Спотыкающийся долгий звук, подобный перестуку вагонных колес на стыках, но не густой и тяжелый, а прозрачный, почти игрушечный, выводит Серафима из забытья. По-прежнему жарко. Слегка ломит голову после третьей уже, нет, четвертой бутылки пива. Серафим оборачивается на звук и в жарком, дрожащем, как желе, столбе пропеченного воздуха видит открытую дрезину, движимую электромотором, на ней — полуголого мужика в форменной железнодорожной фуражке, туго натянутой на иссиня-коричневый, облупленный крупный нос. Остановив дрезину, железнодорожник внимательно глядит Серафиму в лицо, с видимым безразличием спрашивает:
— Свежее?
— Теплое, — отвечает ему Серафим и, не зная, как стряхнуть с себя этот прищуренный долгий взгляд, предлагает: — Могу угостить.
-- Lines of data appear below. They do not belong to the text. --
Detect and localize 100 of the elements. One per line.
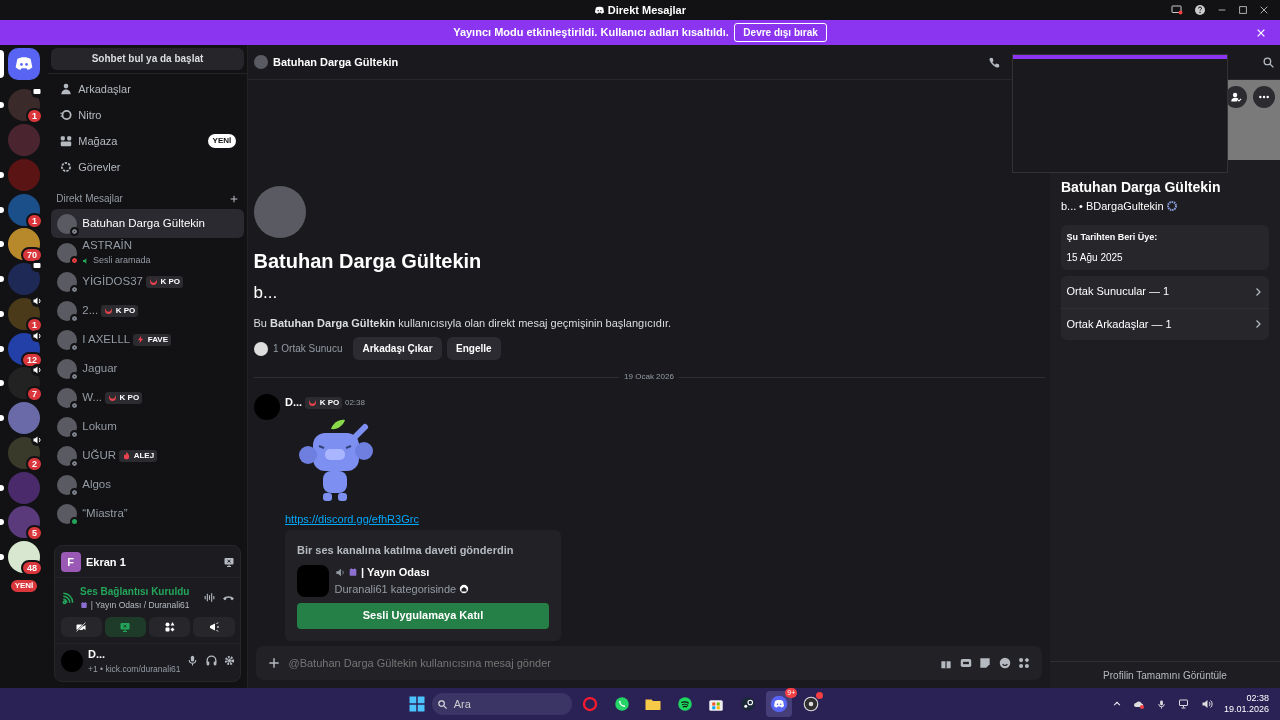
stream-avatar: F — [60, 551, 81, 572]
apps-icon[interactable] — [1017, 656, 1031, 670]
settings-icon[interactable] — [223, 654, 236, 668]
mutual-link[interactable]: Ortak Arkadaşlar — 1 — [1061, 307, 1269, 340]
search-field[interactable]: Ara — [431, 693, 572, 715]
server-icon[interactable] — [8, 506, 40, 539]
dm-subtitle: Sesli aramada — [93, 254, 151, 268]
help-icon[interactable] — [1194, 4, 1206, 16]
nav-item[interactable]: Arkadaşlar — [50, 76, 245, 103]
lightning-icon — [135, 335, 145, 344]
dm-item[interactable]: I AXELLL FAVE — [50, 325, 245, 354]
signal-icon — [60, 590, 75, 605]
invite-title: Bir ses kanalına katılma daveti gönderdin — [297, 543, 515, 558]
windows-start-icon[interactable] — [408, 695, 427, 713]
section-title: Direkt Mesajlar — [56, 192, 123, 207]
new-badge: YENİ — [8, 577, 40, 594]
user-name: D... — [88, 647, 107, 663]
speaker-icon[interactable] — [1200, 698, 1213, 710]
nav-item[interactable]: Görevler — [50, 154, 245, 181]
invite-link[interactable]: https://discord.gg/efhR3Grc — [285, 510, 561, 528]
dm-item[interactable]: UĞUR ALEJ — [50, 441, 245, 470]
dm-item[interactable]: Batuhan Darga Gültekin — [50, 209, 245, 238]
dm-item[interactable]: W... K PO — [50, 383, 245, 412]
screen-share-icon — [119, 621, 132, 633]
server-icon — [297, 564, 329, 597]
search-icon[interactable] — [1261, 55, 1275, 69]
disable-button[interactable]: Devre dışı bırak — [734, 23, 827, 42]
date-divider: 19 Ocak 2026 — [624, 371, 674, 384]
server-icon[interactable] — [8, 263, 40, 295]
profile-name: Batuhan Darga Gültekin — [1061, 177, 1222, 197]
message-composer[interactable]: @Batuhan Darga Gültekin kullanıcısına mesaj gönder — [256, 646, 1042, 680]
chevron-up-icon[interactable] — [1111, 699, 1122, 709]
microphone-icon[interactable] — [186, 654, 199, 668]
voice-channel[interactable]: | Yayın Odası / Duranali61 — [90, 598, 190, 612]
nav-label: Nitro — [78, 108, 103, 123]
shapes-icon — [163, 621, 176, 633]
close-icon[interactable] — [1259, 5, 1269, 15]
nav-item[interactable]: Nitro — [50, 102, 245, 129]
message-field[interactable]: @Batuhan Darga Gültekin kullanıcısına mesaj gönder — [286, 653, 934, 673]
gif-icon[interactable] — [958, 656, 973, 670]
monitor-alert-icon[interactable] — [1171, 4, 1183, 16]
voice-control-button[interactable] — [148, 617, 191, 637]
discord-logo-icon — [594, 4, 605, 16]
person-check-icon[interactable] — [1225, 85, 1247, 108]
dm-item[interactable]: “Miastra” — [50, 499, 245, 528]
music-circle-icon — [675, 695, 694, 713]
discord-logo-icon — [770, 695, 789, 713]
phone-icon[interactable] — [987, 55, 1001, 69]
home-button[interactable] — [8, 47, 40, 80]
channel-name: | Yayın Odası — [361, 565, 430, 580]
headphones-icon[interactable] — [204, 654, 218, 668]
intro-text: Bu Batuhan Darga Gültekin kullanıcısıyla olan direkt mesaj geçmişinin başlangıcıdır. — [253, 316, 673, 332]
dm-item[interactable]: Lokum — [50, 412, 245, 441]
message-author[interactable]: D... — [285, 394, 303, 411]
action-button[interactable]: Engelle — [447, 337, 501, 361]
monitor-x-icon[interactable] — [222, 555, 235, 568]
chat-bubble-icon — [612, 695, 631, 713]
dm-name: “Miastra” — [82, 505, 128, 521]
emoji-icon[interactable] — [997, 656, 1012, 670]
maximize-icon[interactable] — [1238, 5, 1248, 15]
clock[interactable]: 02:38 19.01.2026 — [1223, 693, 1269, 715]
dm-item[interactable]: Jaguar — [50, 354, 245, 383]
sticker-icon[interactable] — [978, 656, 992, 670]
mutual-link[interactable]: Ortak Sunucular — 1 — [1061, 275, 1269, 308]
dm-name: Algos — [82, 476, 112, 492]
dm-name: Lokum — [82, 418, 117, 434]
sound-wave-icon[interactable] — [203, 591, 216, 605]
tag-badge: K PO — [101, 304, 139, 317]
more-icon[interactable] — [1252, 85, 1275, 108]
voice-control-button[interactable] — [60, 617, 102, 637]
join-button[interactable]: Sesli Uygulamaya Katıl — [297, 602, 549, 629]
flower-badge-icon — [1166, 199, 1179, 212]
plus-icon[interactable] — [228, 193, 239, 204]
dm-item[interactable]: 2... K PO — [50, 296, 245, 325]
record-circle-icon — [801, 695, 820, 713]
nav-item[interactable]: Mağaza YENİ — [50, 128, 245, 155]
server-icon — [253, 341, 268, 356]
calendar-icon — [80, 601, 88, 610]
tag-badge: K PO — [304, 396, 343, 409]
user-status: +1 • kick.com/duranali61 — [88, 662, 181, 676]
dm-item[interactable]: Algos — [50, 470, 245, 499]
dm-item[interactable]: ASTRAİN Sesli aramada — [50, 238, 245, 267]
tag-badge: FAVE — [132, 333, 172, 346]
search-icon — [437, 698, 449, 710]
nav-label: Arkadaşlar — [78, 82, 132, 97]
ring-icon — [581, 695, 600, 713]
nav-label: Görevler — [78, 160, 122, 175]
network-icon[interactable] — [1177, 698, 1190, 710]
plus-icon[interactable] — [267, 656, 281, 670]
voice-control-button[interactable] — [193, 617, 235, 637]
search-field[interactable]: Sohbet bul ya da başlat — [50, 47, 245, 70]
dm-item[interactable]: YİGİDOS37 K PO — [50, 267, 245, 296]
action-button[interactable]: Arkadaşı Çıkar — [353, 337, 442, 361]
cloud-icon[interactable] — [1132, 698, 1145, 710]
selection-indicator — [0, 49, 4, 78]
channel-category: Duranali61 kategorisinde — [334, 581, 457, 597]
stream-title: Ekran 1 — [86, 554, 127, 570]
microphone-icon[interactable] — [1155, 698, 1167, 710]
mutual-servers[interactable]: 1 Ortak Sunucu — [273, 341, 343, 357]
dm-name: 2... — [82, 302, 99, 318]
— Догадливый, — взгляд из-под фуражки вмиг обращается к небесам, делается рассеянным и блаженным. — Могу подвезти, — в свою очередь предлагает железнодорожник.
— До самого моста?
— Да хоть бы и за реку.
Серафим отправляется в буфет, на остатки денег и свою пустую посуду берет пару пива и уже через минуту, сидя на краю дрезины, пробует щекой, ловит ртом и ноздрями встречный, ставший вдруг прохладным, пропахший мазутом и пылью, упругий, как ветер, воздух. Железнодорожник швыряет опустошенную бутылку в придорожный репейник; Серафим провожает взглядом ее полет; репейник, скамейка, перевернутая урна, штабель шпал в лопухах — скрываются из глаз, потом скрываются, проскальзывая мимо и уходя за плавный поворот, постройки депо, пакгаузы, серебристые емкости с горючим, грязные цистерны и «сидячие» пригородные вагоны, отслужившие свой срок, брошенные на проросших осокой запасных путях и проеденные ржавчиной насквозь; клюв водокачки проносится над головой, редкие облака стоят высоко в сизом небе, ястреб парит над окраиной.
Возле стрелки дрезина встает, пропуская вперед себя военный состав; под глухим брезентом на открытых его платформах угадываются танки, орудия и БМП; мирные часовые покуривают, облокотясь о брезент, высокомерно и отрешенно, как и покуривали они немирным летом сорок первого года, когда маленький Серафим и Роза Расуловна на последнем перед боями за город поезде бежали в Ленинград, потому что этот поезд уходил в Ленинград, а потом на другом, на последнем перед полной блокадой, поезде бежали из Ленинграда на Север, на Котлас, по совершенно не знакомому адресу, который В. В., отправляясь в свои военные штабы, оставил на крайний случай. Как только крайний случай настал, Роза Расуловна сумела телеграфировать по этому адресу незнамо кому и получила в ответ телеграмму на гербовом официальном бланке: «ЖДУ ТЧК ЛЕВКОЕВА ТЧК».